山も悪くないな・・・なんて思えるようになっていたが、その後、心肥大という持病を持っていることが判ったりして、運動そのものから長いこと離れていた。


で、6年目にして、やっと重たい腰を上げたわけだが、思っていた以上に、弱っていることが判ったので、その後も、距離などを考慮しながら、通うことにした。

高尾山は、我が家から電車で1時間半ほどなので、早朝出発しなくても良いし、バリエーションルートが幾つもあるので、飽きることも無く、気が向いたら足を向けることが出来る。

隔週程度でも通っているうちに、速度は遅いが、高尾山口駅から陣馬山までならば、休憩を入れずに歩けるようになってきたし、筋肉痛も一晩経てば治る程度のものになってきた。

さて、不思議だったのは、ストイックなことが苦手な自分なのに、どうして、お山へ足を向けてしまうのか?

自分なりに検証してみたところ、何度か通っているうちに、歩いている時は、淡々と行動していることに気が付いた。

もともと散歩は好きなので、一時期、足繁く通っていた江の島なども、カメラ片手に、淡々と歩いていたのだが、自分の場合、この ” 淡々 ” の加減具合が丁度良いのが、散歩だった。

カヤックやMTBと違って、瀬やドロップ地点で、一気にアドレナリンが躯を駆け巡って、オツム真っ白状態になるような、大きな転調は無いが、散歩には、ある種の一定したリズムがあって、日常で貯めてしまった様々な雑念が、いつの間にか感じなくなり、オツム真っ白状態になっている・・・そんなリズムだ。

どーも、この低山ハイクは、登山というジャンルに分類されるのでは無く、散歩の延長と言うか、ロケーションが変わっただけのような気がしてきたのだ。

・・・と、言っても山は山。

ケーブルカーが運行されている高尾山山頂までならばともかくとして、自分の場合、いわゆるピークハントと称される頂上をゴールとして目指す登山には興味が向かず、時間と体力が保つかぎり歩くことが主題なので、最低限の装備だけは準備している。

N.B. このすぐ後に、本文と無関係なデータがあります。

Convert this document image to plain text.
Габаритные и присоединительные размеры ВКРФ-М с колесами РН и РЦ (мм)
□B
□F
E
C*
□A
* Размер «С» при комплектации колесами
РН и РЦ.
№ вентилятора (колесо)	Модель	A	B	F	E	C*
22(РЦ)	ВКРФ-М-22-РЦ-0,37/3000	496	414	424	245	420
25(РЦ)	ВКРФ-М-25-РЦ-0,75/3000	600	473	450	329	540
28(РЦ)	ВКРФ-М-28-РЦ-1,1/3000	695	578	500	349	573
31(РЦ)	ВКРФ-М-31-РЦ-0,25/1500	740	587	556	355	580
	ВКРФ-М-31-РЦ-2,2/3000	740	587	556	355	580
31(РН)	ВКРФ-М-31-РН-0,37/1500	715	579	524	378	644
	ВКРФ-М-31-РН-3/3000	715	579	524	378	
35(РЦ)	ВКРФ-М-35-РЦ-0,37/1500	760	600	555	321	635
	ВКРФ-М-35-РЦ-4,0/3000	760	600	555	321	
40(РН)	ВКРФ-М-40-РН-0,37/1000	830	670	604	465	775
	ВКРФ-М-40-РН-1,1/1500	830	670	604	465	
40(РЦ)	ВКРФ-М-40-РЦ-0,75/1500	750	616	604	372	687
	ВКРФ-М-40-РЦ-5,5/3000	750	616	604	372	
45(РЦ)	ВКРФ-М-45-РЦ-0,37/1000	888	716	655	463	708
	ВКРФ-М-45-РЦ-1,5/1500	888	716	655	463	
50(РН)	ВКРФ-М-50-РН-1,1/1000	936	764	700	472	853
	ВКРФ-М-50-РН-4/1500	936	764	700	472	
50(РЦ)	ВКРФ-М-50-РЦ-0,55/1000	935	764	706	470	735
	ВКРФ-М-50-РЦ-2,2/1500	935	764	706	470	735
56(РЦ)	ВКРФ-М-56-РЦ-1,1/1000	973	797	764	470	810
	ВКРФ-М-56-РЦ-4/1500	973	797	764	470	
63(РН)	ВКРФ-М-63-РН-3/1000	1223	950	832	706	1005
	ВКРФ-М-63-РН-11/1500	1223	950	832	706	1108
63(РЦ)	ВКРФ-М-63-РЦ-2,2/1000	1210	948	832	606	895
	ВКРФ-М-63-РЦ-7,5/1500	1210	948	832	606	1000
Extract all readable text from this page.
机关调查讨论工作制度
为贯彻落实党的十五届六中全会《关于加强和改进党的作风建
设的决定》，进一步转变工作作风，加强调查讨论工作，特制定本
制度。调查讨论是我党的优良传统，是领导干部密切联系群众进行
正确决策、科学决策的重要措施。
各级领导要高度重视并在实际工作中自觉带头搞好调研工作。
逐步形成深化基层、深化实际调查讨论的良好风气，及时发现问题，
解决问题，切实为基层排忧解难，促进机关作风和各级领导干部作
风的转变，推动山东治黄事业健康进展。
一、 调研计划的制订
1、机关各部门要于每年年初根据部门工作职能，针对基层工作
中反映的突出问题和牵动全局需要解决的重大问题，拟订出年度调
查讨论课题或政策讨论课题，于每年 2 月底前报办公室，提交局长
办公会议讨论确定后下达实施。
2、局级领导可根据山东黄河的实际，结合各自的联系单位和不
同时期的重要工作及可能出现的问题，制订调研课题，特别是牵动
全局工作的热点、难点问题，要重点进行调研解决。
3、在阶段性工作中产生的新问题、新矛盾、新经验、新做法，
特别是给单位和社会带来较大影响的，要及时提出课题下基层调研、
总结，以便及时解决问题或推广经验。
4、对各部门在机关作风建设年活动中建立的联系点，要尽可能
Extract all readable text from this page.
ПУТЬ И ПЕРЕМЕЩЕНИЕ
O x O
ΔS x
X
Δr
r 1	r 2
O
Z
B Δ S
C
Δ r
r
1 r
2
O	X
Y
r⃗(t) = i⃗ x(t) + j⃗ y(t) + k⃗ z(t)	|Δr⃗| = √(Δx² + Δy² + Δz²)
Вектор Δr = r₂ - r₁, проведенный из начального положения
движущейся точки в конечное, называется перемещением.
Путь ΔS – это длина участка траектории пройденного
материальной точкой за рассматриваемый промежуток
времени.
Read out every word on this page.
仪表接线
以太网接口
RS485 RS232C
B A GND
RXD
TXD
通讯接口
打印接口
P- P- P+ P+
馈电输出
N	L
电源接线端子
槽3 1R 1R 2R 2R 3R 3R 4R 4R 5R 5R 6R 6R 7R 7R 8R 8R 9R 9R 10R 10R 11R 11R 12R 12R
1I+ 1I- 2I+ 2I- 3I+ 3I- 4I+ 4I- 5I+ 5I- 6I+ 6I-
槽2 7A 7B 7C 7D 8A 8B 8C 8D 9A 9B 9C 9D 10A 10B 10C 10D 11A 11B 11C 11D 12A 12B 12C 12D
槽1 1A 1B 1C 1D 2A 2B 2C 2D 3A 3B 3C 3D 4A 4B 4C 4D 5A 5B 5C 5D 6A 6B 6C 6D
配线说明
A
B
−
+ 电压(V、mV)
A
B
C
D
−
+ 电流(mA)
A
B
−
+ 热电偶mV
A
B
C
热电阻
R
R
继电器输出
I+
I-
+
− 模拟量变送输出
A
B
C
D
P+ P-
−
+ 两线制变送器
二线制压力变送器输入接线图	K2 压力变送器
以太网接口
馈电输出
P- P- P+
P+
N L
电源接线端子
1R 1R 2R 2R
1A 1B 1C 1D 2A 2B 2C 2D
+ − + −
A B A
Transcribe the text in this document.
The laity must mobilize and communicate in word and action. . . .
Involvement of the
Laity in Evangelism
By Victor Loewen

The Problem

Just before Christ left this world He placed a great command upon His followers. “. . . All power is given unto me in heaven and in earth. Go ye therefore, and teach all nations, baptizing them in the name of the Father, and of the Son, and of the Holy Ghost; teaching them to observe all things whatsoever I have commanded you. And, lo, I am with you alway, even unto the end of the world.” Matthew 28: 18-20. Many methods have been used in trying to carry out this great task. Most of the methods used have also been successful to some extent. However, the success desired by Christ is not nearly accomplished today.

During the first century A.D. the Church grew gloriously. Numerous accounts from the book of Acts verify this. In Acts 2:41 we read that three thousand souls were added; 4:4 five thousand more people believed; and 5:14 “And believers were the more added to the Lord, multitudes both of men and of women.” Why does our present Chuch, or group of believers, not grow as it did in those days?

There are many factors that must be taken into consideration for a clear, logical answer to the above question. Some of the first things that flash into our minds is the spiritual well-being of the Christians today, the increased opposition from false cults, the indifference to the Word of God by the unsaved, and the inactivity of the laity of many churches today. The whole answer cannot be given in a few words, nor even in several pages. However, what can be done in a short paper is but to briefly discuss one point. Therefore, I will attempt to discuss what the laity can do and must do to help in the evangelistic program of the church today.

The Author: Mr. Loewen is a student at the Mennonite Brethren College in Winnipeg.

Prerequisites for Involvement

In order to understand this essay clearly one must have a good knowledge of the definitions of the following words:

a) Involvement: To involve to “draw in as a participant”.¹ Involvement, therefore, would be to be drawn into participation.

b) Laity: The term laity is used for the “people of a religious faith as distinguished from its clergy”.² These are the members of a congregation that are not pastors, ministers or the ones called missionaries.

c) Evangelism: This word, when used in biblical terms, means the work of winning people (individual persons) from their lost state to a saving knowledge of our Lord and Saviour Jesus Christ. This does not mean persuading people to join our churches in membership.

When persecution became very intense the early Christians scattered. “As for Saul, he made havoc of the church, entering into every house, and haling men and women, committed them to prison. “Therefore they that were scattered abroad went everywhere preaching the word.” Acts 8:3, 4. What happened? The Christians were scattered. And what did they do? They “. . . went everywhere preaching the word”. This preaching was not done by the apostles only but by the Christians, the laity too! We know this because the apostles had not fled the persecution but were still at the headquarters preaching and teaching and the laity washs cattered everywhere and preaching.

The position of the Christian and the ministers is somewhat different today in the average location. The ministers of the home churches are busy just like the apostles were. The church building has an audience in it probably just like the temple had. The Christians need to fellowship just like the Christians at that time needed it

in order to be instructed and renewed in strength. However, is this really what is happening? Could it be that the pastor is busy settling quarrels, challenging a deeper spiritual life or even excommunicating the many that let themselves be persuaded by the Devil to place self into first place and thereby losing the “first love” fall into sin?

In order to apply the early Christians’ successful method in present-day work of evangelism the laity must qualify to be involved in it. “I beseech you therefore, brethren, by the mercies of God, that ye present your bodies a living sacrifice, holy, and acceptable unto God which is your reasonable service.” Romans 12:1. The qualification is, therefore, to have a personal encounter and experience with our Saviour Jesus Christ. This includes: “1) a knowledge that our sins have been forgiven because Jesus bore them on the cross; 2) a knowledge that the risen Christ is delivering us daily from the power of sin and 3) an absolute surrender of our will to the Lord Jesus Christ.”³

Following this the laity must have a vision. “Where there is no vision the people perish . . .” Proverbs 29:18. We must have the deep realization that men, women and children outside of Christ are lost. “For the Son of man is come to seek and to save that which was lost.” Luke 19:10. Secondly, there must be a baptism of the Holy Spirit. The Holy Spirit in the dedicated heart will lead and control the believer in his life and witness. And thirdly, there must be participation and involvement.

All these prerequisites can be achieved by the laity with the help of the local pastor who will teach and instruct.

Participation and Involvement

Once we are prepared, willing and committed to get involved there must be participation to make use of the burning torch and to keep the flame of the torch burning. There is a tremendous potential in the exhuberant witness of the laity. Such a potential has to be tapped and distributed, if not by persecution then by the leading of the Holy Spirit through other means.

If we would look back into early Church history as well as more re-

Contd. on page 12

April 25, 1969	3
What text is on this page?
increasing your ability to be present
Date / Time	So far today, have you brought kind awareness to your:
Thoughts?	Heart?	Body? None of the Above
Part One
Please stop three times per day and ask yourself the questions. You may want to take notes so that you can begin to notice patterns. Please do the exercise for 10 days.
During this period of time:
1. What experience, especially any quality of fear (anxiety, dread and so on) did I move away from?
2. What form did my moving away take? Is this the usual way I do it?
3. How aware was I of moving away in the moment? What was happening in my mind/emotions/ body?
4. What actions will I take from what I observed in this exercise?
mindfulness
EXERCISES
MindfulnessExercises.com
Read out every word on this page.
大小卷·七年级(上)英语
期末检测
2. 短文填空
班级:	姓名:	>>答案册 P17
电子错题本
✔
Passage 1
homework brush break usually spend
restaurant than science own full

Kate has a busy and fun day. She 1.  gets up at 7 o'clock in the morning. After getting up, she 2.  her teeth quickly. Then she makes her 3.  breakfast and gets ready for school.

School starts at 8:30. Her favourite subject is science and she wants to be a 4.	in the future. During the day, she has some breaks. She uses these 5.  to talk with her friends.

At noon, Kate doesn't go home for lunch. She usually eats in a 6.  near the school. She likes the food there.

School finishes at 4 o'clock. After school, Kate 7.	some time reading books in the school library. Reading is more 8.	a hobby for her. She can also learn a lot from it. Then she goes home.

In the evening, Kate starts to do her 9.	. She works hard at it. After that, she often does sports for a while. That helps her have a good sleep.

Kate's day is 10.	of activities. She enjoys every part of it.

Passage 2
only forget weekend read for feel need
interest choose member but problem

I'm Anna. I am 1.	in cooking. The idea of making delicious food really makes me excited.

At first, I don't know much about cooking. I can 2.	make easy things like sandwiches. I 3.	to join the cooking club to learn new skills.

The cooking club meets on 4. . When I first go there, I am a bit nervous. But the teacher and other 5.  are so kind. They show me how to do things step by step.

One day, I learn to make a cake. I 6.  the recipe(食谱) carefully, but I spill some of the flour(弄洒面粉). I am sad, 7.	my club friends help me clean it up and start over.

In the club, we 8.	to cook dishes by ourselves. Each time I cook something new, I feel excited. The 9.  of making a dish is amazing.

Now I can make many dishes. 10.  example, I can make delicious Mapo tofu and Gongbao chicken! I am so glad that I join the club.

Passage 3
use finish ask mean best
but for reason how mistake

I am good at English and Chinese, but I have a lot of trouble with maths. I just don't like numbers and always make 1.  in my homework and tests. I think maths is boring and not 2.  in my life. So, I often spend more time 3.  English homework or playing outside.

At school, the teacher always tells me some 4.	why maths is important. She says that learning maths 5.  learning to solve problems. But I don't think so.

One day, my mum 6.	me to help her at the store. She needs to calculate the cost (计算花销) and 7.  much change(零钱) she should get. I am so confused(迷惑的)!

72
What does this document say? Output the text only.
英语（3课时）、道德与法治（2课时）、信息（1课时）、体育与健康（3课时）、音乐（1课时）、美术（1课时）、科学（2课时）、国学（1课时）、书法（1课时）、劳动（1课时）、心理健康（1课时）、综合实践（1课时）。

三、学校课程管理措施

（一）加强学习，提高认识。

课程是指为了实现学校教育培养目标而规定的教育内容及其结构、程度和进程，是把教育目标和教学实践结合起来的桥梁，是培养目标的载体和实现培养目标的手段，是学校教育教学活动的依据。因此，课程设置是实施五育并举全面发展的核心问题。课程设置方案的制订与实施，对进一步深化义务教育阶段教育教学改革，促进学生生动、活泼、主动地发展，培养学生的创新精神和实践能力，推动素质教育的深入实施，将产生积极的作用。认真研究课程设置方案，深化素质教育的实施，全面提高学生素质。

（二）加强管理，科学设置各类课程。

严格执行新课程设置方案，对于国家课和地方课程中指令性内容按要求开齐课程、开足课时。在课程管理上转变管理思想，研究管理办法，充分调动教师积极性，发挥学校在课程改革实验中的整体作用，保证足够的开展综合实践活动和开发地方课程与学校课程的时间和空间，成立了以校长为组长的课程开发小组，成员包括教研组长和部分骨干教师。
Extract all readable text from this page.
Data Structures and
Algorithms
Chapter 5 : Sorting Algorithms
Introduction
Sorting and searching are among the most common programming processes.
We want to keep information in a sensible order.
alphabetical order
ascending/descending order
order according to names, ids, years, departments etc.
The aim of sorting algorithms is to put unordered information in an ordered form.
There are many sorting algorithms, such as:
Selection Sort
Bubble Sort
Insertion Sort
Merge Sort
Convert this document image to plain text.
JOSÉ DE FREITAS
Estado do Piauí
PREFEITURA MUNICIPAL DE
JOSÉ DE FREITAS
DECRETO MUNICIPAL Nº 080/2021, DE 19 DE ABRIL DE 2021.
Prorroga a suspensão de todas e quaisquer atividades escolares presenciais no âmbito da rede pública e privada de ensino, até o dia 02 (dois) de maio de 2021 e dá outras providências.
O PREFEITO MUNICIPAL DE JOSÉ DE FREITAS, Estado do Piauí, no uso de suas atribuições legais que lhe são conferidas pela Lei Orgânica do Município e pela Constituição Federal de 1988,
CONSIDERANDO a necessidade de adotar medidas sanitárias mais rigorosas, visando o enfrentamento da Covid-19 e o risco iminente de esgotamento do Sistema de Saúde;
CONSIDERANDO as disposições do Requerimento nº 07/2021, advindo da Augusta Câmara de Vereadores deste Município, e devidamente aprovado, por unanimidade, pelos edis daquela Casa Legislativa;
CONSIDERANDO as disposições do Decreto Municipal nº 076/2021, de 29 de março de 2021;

雨具、エマージェンシーシート、ヘッ電(頭部に固定可能なライト)、予備食を含めた行動食、水、等々・・・低山ハイクにしては、いささか過剰装備のように思うこともあるが、最初の山行が雪山からはじまったため、こればかりは手を抜かないように、プロ登山家たちから叩き込まれた。

通っているうちに、装備も、頑丈なだけではなく、ウルトラ・ライトと言われる、軽量化をメインにした道具が流通していることを知り、雨具や、サコッシュ(小物入れ)、アルコールストーブ等を自作するようになってきた。

日帰りでも充分に愉しめるのだが、頂上そのものには、それほど魅力を感じていないので、どうしても、その先に興味が沸いてしまう。

この先へ進むと、どこへ向かうのか?・・・そういえば、オートバイで走りまわっていた十代の頃、道を覚えないのは、単に方向音痴だからではなく、道は必ず、どこか新しい道に通じているから・・・などと嘯いていた事を思い出した。

この性格と言うか、モノの見方は、50歳になった今でも、変わっていないようだ。

幸いというか、会社勤めでは無いので、ある程度、まとまった休み(有給では無くて単なる無職状態だけど)を作ることが出来るので、宿泊道具を持てば、水や食料がある間は、山で過ごせるし、日帰りでは時間的に無理な地域へも出掛けることが出来る・・・山小屋泊だと、相部屋だったり、消灯時間も決まっているから、どうせななら時間を自由に使えるようにしたい・・・そーすれば重たいカメラ機材を担ぎ上げて、お気に入りの場所を見つけて、そこで思う存分に写真を撮ることも出来る・・・等々と、加速度を増した妄想が膨張してしまい、過日、国内のガレージメーカーにテントを注文してしまった。


梅雨明けの頃に、手元に届く予定なので、いまは、それが愉しみ。


問題は、どーも、その頃から仕事がたて込んで来そうな気配が濃厚になっていることなのだが・・・とにかく今は、足繁く山に通い、重たカメラ機材を担ぎ上げることが出来るように、基礎体力つくりを愉しんでいる。